Do the Browns make sense as a first-round trade partner with the Seahawks?

Every weekday morning, we'll round up local and national Seattle Seahawks-related links.

Peter King of The MMQB theorizes about a Seahawks trade with the Cleveland Browns in the first round:

Mock Trade: Seattle trades the 26th pick in the first round to Cleveland for the 32nd and 100th picks in the draft (second-round and fourth-round picks).
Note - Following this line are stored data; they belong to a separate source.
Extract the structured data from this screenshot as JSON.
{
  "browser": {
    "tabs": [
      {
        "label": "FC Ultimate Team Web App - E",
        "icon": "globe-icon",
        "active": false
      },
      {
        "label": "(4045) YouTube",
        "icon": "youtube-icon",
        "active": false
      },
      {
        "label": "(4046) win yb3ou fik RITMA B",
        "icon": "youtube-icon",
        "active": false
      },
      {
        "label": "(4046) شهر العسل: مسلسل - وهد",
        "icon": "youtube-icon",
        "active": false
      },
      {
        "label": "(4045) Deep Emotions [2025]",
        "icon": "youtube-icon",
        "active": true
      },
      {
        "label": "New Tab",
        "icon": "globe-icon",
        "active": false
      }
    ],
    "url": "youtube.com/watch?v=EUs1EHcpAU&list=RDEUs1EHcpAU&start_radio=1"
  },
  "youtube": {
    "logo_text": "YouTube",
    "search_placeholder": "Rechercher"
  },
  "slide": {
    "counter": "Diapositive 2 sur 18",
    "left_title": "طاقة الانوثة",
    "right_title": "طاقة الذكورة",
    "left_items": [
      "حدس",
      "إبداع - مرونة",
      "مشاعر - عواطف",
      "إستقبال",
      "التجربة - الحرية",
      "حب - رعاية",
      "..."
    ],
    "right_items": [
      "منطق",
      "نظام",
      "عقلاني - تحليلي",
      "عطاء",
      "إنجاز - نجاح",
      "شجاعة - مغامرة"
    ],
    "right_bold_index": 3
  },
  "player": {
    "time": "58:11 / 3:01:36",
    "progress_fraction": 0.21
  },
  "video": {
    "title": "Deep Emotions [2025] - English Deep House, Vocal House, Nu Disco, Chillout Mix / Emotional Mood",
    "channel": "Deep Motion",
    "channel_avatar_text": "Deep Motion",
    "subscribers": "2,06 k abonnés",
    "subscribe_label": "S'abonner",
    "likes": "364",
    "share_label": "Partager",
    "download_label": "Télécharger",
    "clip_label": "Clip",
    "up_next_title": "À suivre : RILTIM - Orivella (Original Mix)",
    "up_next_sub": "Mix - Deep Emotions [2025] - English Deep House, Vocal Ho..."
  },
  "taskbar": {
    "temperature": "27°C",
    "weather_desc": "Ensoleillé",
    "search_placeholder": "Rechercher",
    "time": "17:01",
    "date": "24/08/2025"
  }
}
26. Cleveland: Paxton Lynch, QB, Memphis. If Seattle stays, I’d forecast Alabama center Ryan Kelly or Texas A&M tackle Germain Ifedi. But trading up assures the Browns of getting the quarterback who fascinates coach Hue Jackson. Lynch will need at least a year of seasoning, which is fine with Cleveland because they want to get it right and will wait if need be. The Browns may consider a bigger trade somewhere in the round if they think Lynch is garnering significant interest and may be picked sooner.

Steve Rudman of SportspressNW.com takes a look at the Seahawks' willingness to trade picks:

On their roster the day they nuked Denver 43-8 in Super Bowl XLVIII, the Seahawks had six first-round picks -- [Russell] Okung, [Earl] Thomas, [James] Carpenter, [Bruce] Irvin, [Percy] Harvin and Marshawn Lynch (traded by Buffalo). That’s the fewest No. 1s on a Super Bowl winner in the free-agency era (since 1993). The 2015 Broncos had 10. In four Super Bowl victories since 2002, New England never featured fewer than eight.

Then the attrition began. Harvin left in a trade in 2014 and Carpenter via free agency the same year. Okung and Irvin exited the same way a few weeks ago. Fan favorite Lynch retired with a wordless photo posted to his Twitter account in the fourth quarter of Super Bowl 50.

That leaves Thomas as the lone No. 1 on the roster, the only team in the NFL with so little from the top shelf.

Bob Condotta of the Seattle Times thinks the Seahawks' 2010 draft class was the organization's best of all time:

The first draft for coach Pete Carroll and general manager John Schneider always will be a tough one for them to top. The Seahawks didn’t miss, getting two huge building blocks in Okung and Thomas, adding [Golden] Tate in the second round and the coup de grace with [Kam] Chancellor at No. 133. All four made at least one Pro Bowl (Tate’s came with Detroit), the only year the Seahawks have drafted four Pro Bowlers.